[XML-SIG] Re: [I18n-sig] Re: [Python-Dev] Unicode debate

Mark Hammond mhammond@skippinet.com.au
Tue, 2 May 2000 12:17:09 +1000


> Guido van  Rossum wrote, about how to represent strings:
>
> > Paul, we're both just saying the same thing over and
> over without
> > convincing each other.  I'll wait till someone who
> wasn't in this
> > debate before chimes in.

Ive chimed in a little, but Ill chime in again :-)

> I'm with Paul and Federick on this one - at least about
> characters being the
> atoms of a string.  We **have** to be able to refer to
> **characters** in a
> string, and without guessing.  Otherwise, how could you

I see the point, and agree 100% with the intent.  However, reality
does bite.

As far as I can see, the following are immuatable:
* There will be 2 types - a string type and a Unicode type.
* History dicates that the string type may hold binary data.

Thus, it is clear that Python simply can not treat characters as the
smallest atoms of strings.  If I understand things correctly, this
is key to Guido's point, and a bit of a communication block.

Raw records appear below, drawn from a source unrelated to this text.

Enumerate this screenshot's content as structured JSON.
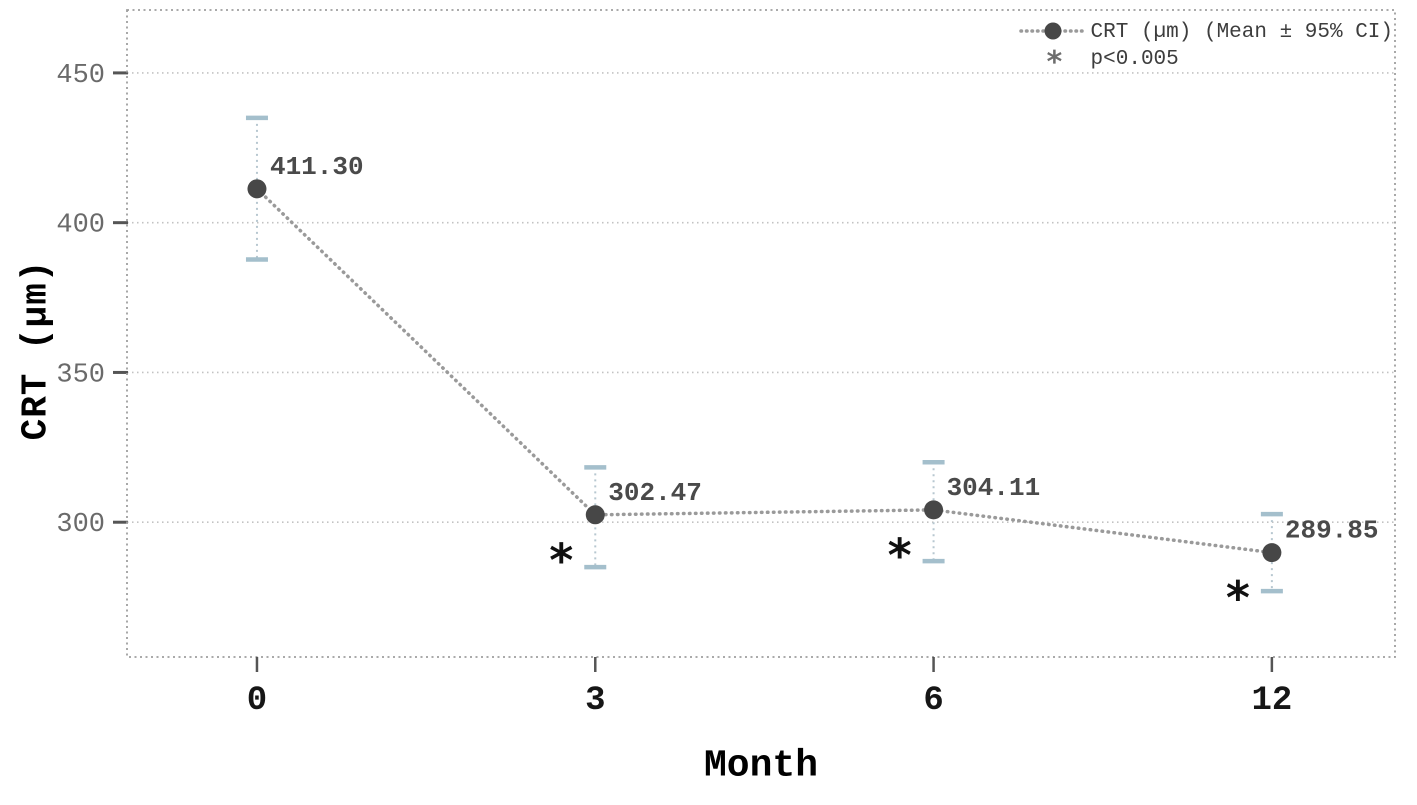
{
  "chart_data": {
    "type": "line",
    "title": "",
    "xlabel": "Month",
    "ylabel": "CRT (µm)",
    "categories": [
      "0",
      "3",
      "6",
      "12"
    ],
    "x_values": [
      0,
      3,
      6,
      12
    ],
    "series": [
      {
        "name": "CRT (µm) (Mean ± 95% CI)",
        "values": [
          411.3,
          302.47,
          304.11,
          289.85
        ],
        "value_labels": [
          "411.30",
          "302.47",
          "304.11",
          "289.85"
        ],
        "ci_upper": [
          435.0,
          318.3,
          320.0,
          302.7
        ],
        "ci_lower": [
          387.7,
          285.0,
          287.0,
          277.0
        ],
        "significant": [
          false,
          true,
          true,
          true
        ]
      }
    ],
    "significance_marker": "∗",
    "yticks": [
      300,
      350,
      400,
      450
    ],
    "ytick_labels": [
      "300",
      "350",
      "400",
      "450"
    ],
    "ylim": [
      255,
      471
    ],
    "grid": "horizontal-dotted",
    "line_style": "dotted",
    "marker": "filled-circle",
    "legend": {
      "position": "top-right",
      "entries": [
        {
          "marker": "dotted-line-circle",
          "label": "CRT (µm) (Mean ± 95% CI)"
        },
        {
          "marker": "asterisk",
          "label": "p<0.005"
        }
      ]
    },
    "colors": {
      "point": "#474747",
      "line": "#9a9a9a",
      "grid": "#c2c2c2",
      "border": "#9e9e9e",
      "tick": "#555555",
      "error_cap": "#a4bfcc",
      "error_line": "#b7c7d0",
      "value_label": "#4a4a4a",
      "x_tick_label": "#161616",
      "y_tick_label": "#6a6a6a",
      "axis_title": "#000000",
      "legend_text": "#3d3d3d",
      "asterisk": "#111111"
    }
  }
}
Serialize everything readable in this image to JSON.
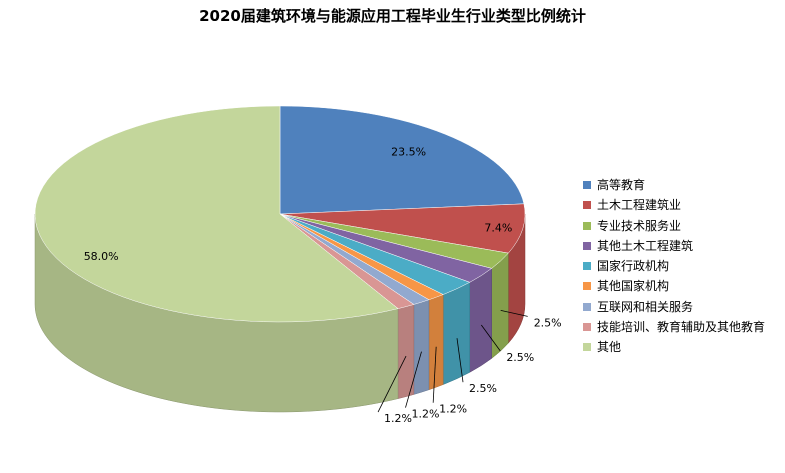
{
  "chart_data": {
    "type": "pie",
    "title": "2020届建筑环境与能源应用工程毕业生行业类型比例统计",
    "legend_position": "right",
    "categories": [
      "高等教育",
      "土木工程建筑业",
      "专业技术服务业",
      "其他土木工程建筑",
      "国家行政机构",
      "其他国家机构",
      "互联网和相关服务",
      "技能培训、教育辅助及其他教育",
      "其他"
    ],
    "values": [
      23.5,
      7.4,
      2.5,
      2.5,
      2.5,
      1.2,
      1.2,
      1.2,
      58.0
    ],
    "value_labels": [
      "23.5%",
      "7.4%",
      "2.5%",
      "2.5%",
      "2.5%",
      "1.2%",
      "1.2%",
      "1.2%",
      "58.0%"
    ],
    "colors": [
      "#4F81BD",
      "#C0504D",
      "#9BBB59",
      "#8064A2",
      "#4BACC6",
      "#F79646",
      "#92A9CF",
      "#D99694",
      "#C3D69B"
    ]
  }
}
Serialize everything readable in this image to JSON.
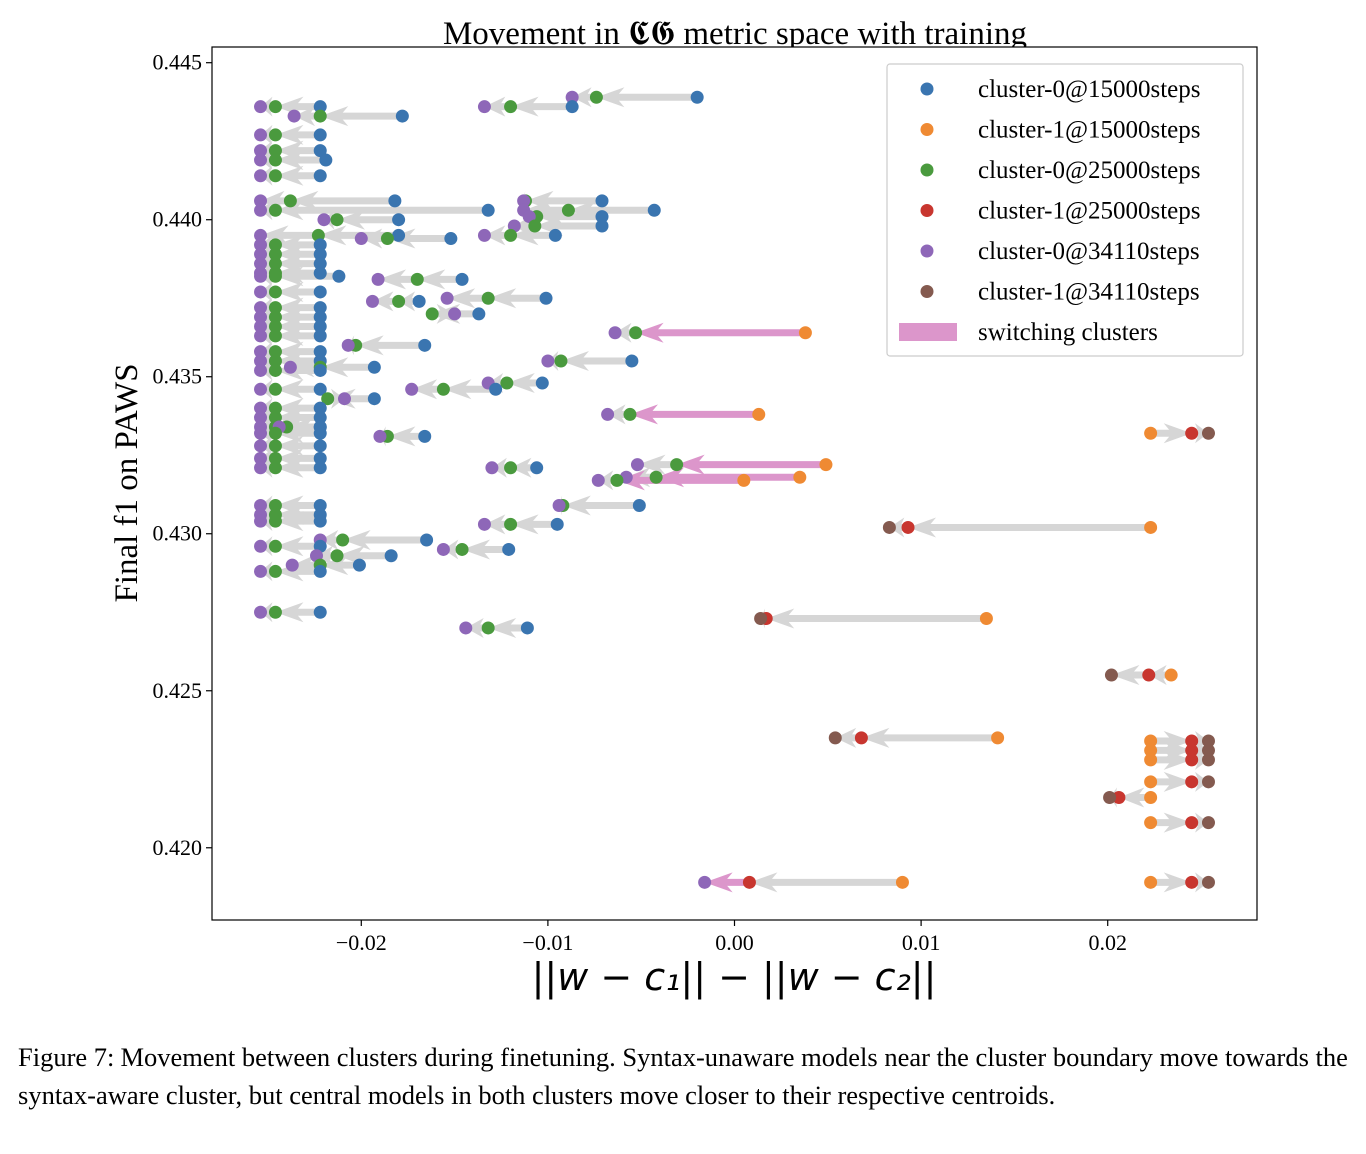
{
  "chart_data": {
    "type": "scatter",
    "title": "Movement in 𝕮𝕲 metric space with training",
    "xlabel": "||w − c₁|| − ||w − c₂||",
    "ylabel": "Final f1 on PAWS",
    "xlim": [
      -0.028,
      0.028
    ],
    "ylim": [
      0.4177,
      0.4455
    ],
    "xticks": [
      -0.02,
      -0.01,
      0.0,
      0.01,
      0.02
    ],
    "xtick_labels": [
      "−0.02",
      "−0.01",
      "0.00",
      "0.01",
      "0.02"
    ],
    "yticks": [
      0.42,
      0.425,
      0.43,
      0.435,
      0.44,
      0.445
    ],
    "ytick_labels": [
      "0.420",
      "0.425",
      "0.430",
      "0.435",
      "0.440",
      "0.445"
    ],
    "legend_position": "top-right",
    "legend": [
      {
        "label": "cluster-0@15000steps",
        "color": "#3a75b0",
        "kind": "dot"
      },
      {
        "label": "cluster-1@15000steps",
        "color": "#ef8a33",
        "kind": "dot"
      },
      {
        "label": "cluster-0@25000steps",
        "color": "#4a9a3e",
        "kind": "dot"
      },
      {
        "label": "cluster-1@25000steps",
        "color": "#c8362f",
        "kind": "dot"
      },
      {
        "label": "cluster-0@34110steps",
        "color": "#8e67b8",
        "kind": "dot"
      },
      {
        "label": "cluster-1@34110steps",
        "color": "#845a4f",
        "kind": "dot"
      },
      {
        "label": "switching clusters",
        "color": "#dc96cb",
        "kind": "bar"
      }
    ],
    "colors": {
      "c0_15000": "#3a75b0",
      "c1_15000": "#ef8a33",
      "c0_25000": "#4a9a3e",
      "c1_25000": "#c8362f",
      "c0_34110": "#8e67b8",
      "c1_34110": "#845a4f",
      "move_arrow": "#d6d6d6",
      "switch_arrow": "#dc96cb"
    },
    "trajectories": [
      {
        "y": 0.4436,
        "x": [
          -0.0222,
          -0.0246,
          -0.0254
        ]
      },
      {
        "y": 0.4433,
        "x": [
          -0.0178,
          -0.0222,
          -0.0236
        ]
      },
      {
        "y": 0.4427,
        "x": [
          -0.0222,
          -0.0246,
          -0.0254
        ]
      },
      {
        "y": 0.4422,
        "x": [
          -0.0222,
          -0.0246,
          -0.0254
        ]
      },
      {
        "y": 0.4419,
        "x": [
          -0.0219,
          -0.0246,
          -0.0254
        ]
      },
      {
        "y": 0.4414,
        "x": [
          -0.0222,
          -0.0246,
          -0.0254
        ]
      },
      {
        "y": 0.4439,
        "x": [
          -0.002,
          -0.0074,
          -0.0087
        ]
      },
      {
        "y": 0.4436,
        "x": [
          -0.0087,
          -0.012,
          -0.0134
        ]
      },
      {
        "y": 0.4406,
        "x": [
          -0.0182,
          -0.0238,
          -0.0254
        ]
      },
      {
        "y": 0.4403,
        "x": [
          -0.0132,
          -0.0246,
          -0.0254
        ]
      },
      {
        "y": 0.4406,
        "x": [
          -0.0071,
          -0.0112,
          -0.0113
        ]
      },
      {
        "y": 0.4403,
        "x": [
          -0.0043,
          -0.0089,
          -0.0113
        ]
      },
      {
        "y": 0.4401,
        "x": [
          -0.0071,
          -0.0106,
          -0.011
        ]
      },
      {
        "y": 0.44,
        "x": [
          -0.018,
          -0.0213,
          -0.022
        ]
      },
      {
        "y": 0.4398,
        "x": [
          -0.0071,
          -0.0107,
          -0.0118
        ]
      },
      {
        "y": 0.4395,
        "x": [
          -0.0096,
          -0.012,
          -0.0134
        ]
      },
      {
        "y": 0.4395,
        "x": [
          -0.018,
          -0.0223,
          -0.0254
        ]
      },
      {
        "y": 0.4394,
        "x": [
          -0.0152,
          -0.0186,
          -0.02
        ]
      },
      {
        "y": 0.4392,
        "x": [
          -0.0222,
          -0.0246,
          -0.0254
        ]
      },
      {
        "y": 0.4389,
        "x": [
          -0.0222,
          -0.0246,
          -0.0254
        ]
      },
      {
        "y": 0.4386,
        "x": [
          -0.0222,
          -0.0246,
          -0.0254
        ]
      },
      {
        "y": 0.4383,
        "x": [
          -0.0222,
          -0.0246,
          -0.0254
        ]
      },
      {
        "y": 0.4382,
        "x": [
          -0.0212,
          -0.0246,
          -0.0254
        ]
      },
      {
        "y": 0.4381,
        "x": [
          -0.0146,
          -0.017,
          -0.0191
        ]
      },
      {
        "y": 0.4377,
        "x": [
          -0.0222,
          -0.0246,
          -0.0254
        ]
      },
      {
        "y": 0.4375,
        "x": [
          -0.0101,
          -0.0132,
          -0.0154
        ]
      },
      {
        "y": 0.4374,
        "x": [
          -0.0169,
          -0.018,
          -0.0194
        ]
      },
      {
        "y": 0.4372,
        "x": [
          -0.0222,
          -0.0246,
          -0.0254
        ]
      },
      {
        "y": 0.437,
        "x": [
          -0.0137,
          -0.0162,
          -0.015
        ]
      },
      {
        "y": 0.4369,
        "x": [
          -0.0222,
          -0.0246,
          -0.0254
        ]
      },
      {
        "y": 0.4366,
        "x": [
          -0.0222,
          -0.0246,
          -0.0254
        ]
      },
      {
        "y": 0.4364,
        "x": [
          0.0038,
          -0.0053,
          -0.0064
        ]
      },
      {
        "y": 0.4363,
        "x": [
          -0.0222,
          -0.0246,
          -0.0254
        ]
      },
      {
        "y": 0.436,
        "x": [
          -0.0166,
          -0.0203,
          -0.0207
        ]
      },
      {
        "y": 0.4358,
        "x": [
          -0.0222,
          -0.0246,
          -0.0254
        ]
      },
      {
        "y": 0.4355,
        "x": [
          -0.0055,
          -0.0093,
          -0.01
        ]
      },
      {
        "y": 0.4355,
        "x": [
          -0.0222,
          -0.0246,
          -0.0254
        ]
      },
      {
        "y": 0.4353,
        "x": [
          -0.0193,
          -0.0222,
          -0.0238
        ]
      },
      {
        "y": 0.4352,
        "x": [
          -0.0222,
          -0.0246,
          -0.0254
        ]
      },
      {
        "y": 0.4348,
        "x": [
          -0.0103,
          -0.0122,
          -0.0132
        ]
      },
      {
        "y": 0.4346,
        "x": [
          -0.0222,
          -0.0246,
          -0.0254
        ]
      },
      {
        "y": 0.4346,
        "x": [
          -0.0128,
          -0.0156,
          -0.0173
        ]
      },
      {
        "y": 0.4343,
        "x": [
          -0.0193,
          -0.0218,
          -0.0209
        ]
      },
      {
        "y": 0.434,
        "x": [
          -0.0222,
          -0.0246,
          -0.0254
        ]
      },
      {
        "y": 0.4338,
        "x": [
          0.0013,
          -0.0056,
          -0.0068
        ]
      },
      {
        "y": 0.4337,
        "x": [
          -0.0222,
          -0.0246,
          -0.0254
        ]
      },
      {
        "y": 0.4334,
        "x": [
          -0.0222,
          -0.0246,
          -0.0254
        ]
      },
      {
        "y": 0.4334,
        "x": [
          -0.0222,
          -0.024,
          -0.0244
        ]
      },
      {
        "y": 0.4332,
        "x": [
          0.0223,
          0.0245,
          0.0254
        ]
      },
      {
        "y": 0.4331,
        "x": [
          -0.0166,
          -0.0186,
          -0.019
        ]
      },
      {
        "y": 0.4332,
        "x": [
          -0.0222,
          -0.0246,
          -0.0254
        ]
      },
      {
        "y": 0.4328,
        "x": [
          -0.0222,
          -0.0246,
          -0.0254
        ]
      },
      {
        "y": 0.4324,
        "x": [
          -0.0222,
          -0.0246,
          -0.0254
        ]
      },
      {
        "y": 0.4322,
        "x": [
          0.0049,
          -0.0031,
          -0.0052
        ]
      },
      {
        "y": 0.4321,
        "x": [
          -0.0106,
          -0.012,
          -0.013
        ]
      },
      {
        "y": 0.4321,
        "x": [
          -0.0222,
          -0.0246,
          -0.0254
        ]
      },
      {
        "y": 0.4318,
        "x": [
          0.0035,
          -0.0042,
          -0.0058
        ]
      },
      {
        "y": 0.4317,
        "x": [
          0.0005,
          -0.0063,
          -0.0073
        ]
      },
      {
        "y": 0.4309,
        "x": [
          -0.0051,
          -0.0092,
          -0.0094
        ]
      },
      {
        "y": 0.4309,
        "x": [
          -0.0222,
          -0.0246,
          -0.0254
        ]
      },
      {
        "y": 0.4306,
        "x": [
          -0.0222,
          -0.0246,
          -0.0254
        ]
      },
      {
        "y": 0.4304,
        "x": [
          -0.0222,
          -0.0246,
          -0.0254
        ]
      },
      {
        "y": 0.4303,
        "x": [
          -0.0095,
          -0.012,
          -0.0134
        ]
      },
      {
        "y": 0.4302,
        "x": [
          0.0223,
          0.0093,
          0.0083
        ]
      },
      {
        "y": 0.4298,
        "x": [
          -0.0165,
          -0.021,
          -0.0222
        ]
      },
      {
        "y": 0.4296,
        "x": [
          -0.0222,
          -0.0246,
          -0.0254
        ]
      },
      {
        "y": 0.4295,
        "x": [
          -0.0121,
          -0.0146,
          -0.0156
        ]
      },
      {
        "y": 0.4293,
        "x": [
          -0.0184,
          -0.0213,
          -0.0224
        ]
      },
      {
        "y": 0.429,
        "x": [
          -0.0201,
          -0.0222,
          -0.0237
        ]
      },
      {
        "y": 0.4288,
        "x": [
          -0.0222,
          -0.0246,
          -0.0254
        ]
      },
      {
        "y": 0.4275,
        "x": [
          -0.0222,
          -0.0246,
          -0.0254
        ]
      },
      {
        "y": 0.4273,
        "x": [
          0.0135,
          0.0017,
          0.0014
        ]
      },
      {
        "y": 0.427,
        "x": [
          -0.0111,
          -0.0132,
          -0.0144
        ]
      },
      {
        "y": 0.4255,
        "x": [
          0.0234,
          0.0222,
          0.0202
        ]
      },
      {
        "y": 0.4235,
        "x": [
          0.0141,
          0.0068,
          0.0054
        ]
      },
      {
        "y": 0.4234,
        "x": [
          0.0223,
          0.0245,
          0.0254
        ]
      },
      {
        "y": 0.4231,
        "x": [
          0.0223,
          0.0245,
          0.0254
        ]
      },
      {
        "y": 0.4228,
        "x": [
          0.0223,
          0.0245,
          0.0254
        ]
      },
      {
        "y": 0.4221,
        "x": [
          0.0223,
          0.0245,
          0.0254
        ]
      },
      {
        "y": 0.4216,
        "x": [
          0.0223,
          0.0206,
          0.0201
        ]
      },
      {
        "y": 0.4208,
        "x": [
          0.0223,
          0.0245,
          0.0254
        ]
      },
      {
        "y": 0.4189,
        "x": [
          0.009,
          0.0008,
          -0.0016
        ]
      },
      {
        "y": 0.4189,
        "x": [
          0.0223,
          0.0245,
          0.0254
        ]
      }
    ]
  },
  "caption": {
    "label": "Figure 7:",
    "text": "Movement between clusters during finetuning. Syntax-unaware models near the cluster boundary move towards the syntax-aware cluster, but central models in both clusters move closer to their respective centroids."
  }
}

The issue, to my mind, is how we handle these facts to produce "the
principal of least surprise".  We simply need to accept that Python
1.x will never be able to treat string objects as sequences of
"characters" - only bytes.

However, with my limited understanding of the full issues, it does
appear that the proposal championed by Fredrik, Just and Paul is the
best solution - not because it magically causes Python to treat
strings as characters in all cases, but because it offers the
prinipcal of least surprise.

As I said, I dont really have a deep enough understanding of the
issues, so this is probably (hopefully!?) my last word on the
matter - but that doesnt mean I dont share the concerns raised
here...

Mark.